The relationship between syntactic complexity and proficiency in L2 writing has been explored by some recent studies (Ai & Lu, 2013; Kim, 2014; Lorenzo & Rodríguez, 2014; Lu

& Ai, 2015). Their common findings tended to indicate that L2 proficiency can impact syntactic complexity. Lu (2011) analysed several English essays written by Chinese university learners using 14 syntactic complexity measures and found that some of these measures (i.e.
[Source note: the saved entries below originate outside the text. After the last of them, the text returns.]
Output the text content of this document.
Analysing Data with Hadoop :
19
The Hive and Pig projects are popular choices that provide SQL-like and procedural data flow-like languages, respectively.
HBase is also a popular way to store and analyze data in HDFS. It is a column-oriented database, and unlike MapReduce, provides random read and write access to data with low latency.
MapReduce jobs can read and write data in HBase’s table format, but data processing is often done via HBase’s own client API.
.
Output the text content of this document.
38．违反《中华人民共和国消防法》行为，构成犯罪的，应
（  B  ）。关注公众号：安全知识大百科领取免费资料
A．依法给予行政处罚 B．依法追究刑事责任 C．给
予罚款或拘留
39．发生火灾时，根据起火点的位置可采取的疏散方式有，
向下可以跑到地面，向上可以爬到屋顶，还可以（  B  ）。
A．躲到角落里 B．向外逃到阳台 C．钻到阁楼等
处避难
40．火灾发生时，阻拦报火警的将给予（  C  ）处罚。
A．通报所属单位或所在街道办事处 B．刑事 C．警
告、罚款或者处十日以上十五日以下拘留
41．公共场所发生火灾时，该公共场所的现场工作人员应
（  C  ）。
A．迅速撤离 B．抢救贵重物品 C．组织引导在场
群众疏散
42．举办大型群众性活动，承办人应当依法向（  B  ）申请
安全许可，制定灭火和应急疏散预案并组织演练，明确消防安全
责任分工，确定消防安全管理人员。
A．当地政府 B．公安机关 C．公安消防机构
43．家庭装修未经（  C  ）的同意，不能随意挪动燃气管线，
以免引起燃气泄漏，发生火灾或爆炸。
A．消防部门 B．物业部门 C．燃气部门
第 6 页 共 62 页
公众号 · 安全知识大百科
complex nominals per clause; mean length of a clause; complex nominals per T-unit; mean length of sentence; mean length of T-unit) were related to proficiency. Kim (2014) demonstrated that more proficient L2 writers were capable of creating longer texts using more diverse vocabulary and were able to write more complex nominalisations and more words per

(4)

sentence than less proficient learners. A corpus of narratives of subjects ranging from the third year of secondary education to the second year of post-compulsory education was analysed by Lorenzo and Rodríguez (2014, pp. 64–72). As a result, learners in the lowest grade produced texts that lacked coordinate phrases and dependent clauses. However, over time, their essays improved in terms of quality, and their writing became more syntactically complex. The data showed significant progress in the mean length of clauses, sentence subordination, as well as complex nominals in each clause and in verb diversity and verb tenses (Lorenzo & Rodríguez, 2014, p. 70).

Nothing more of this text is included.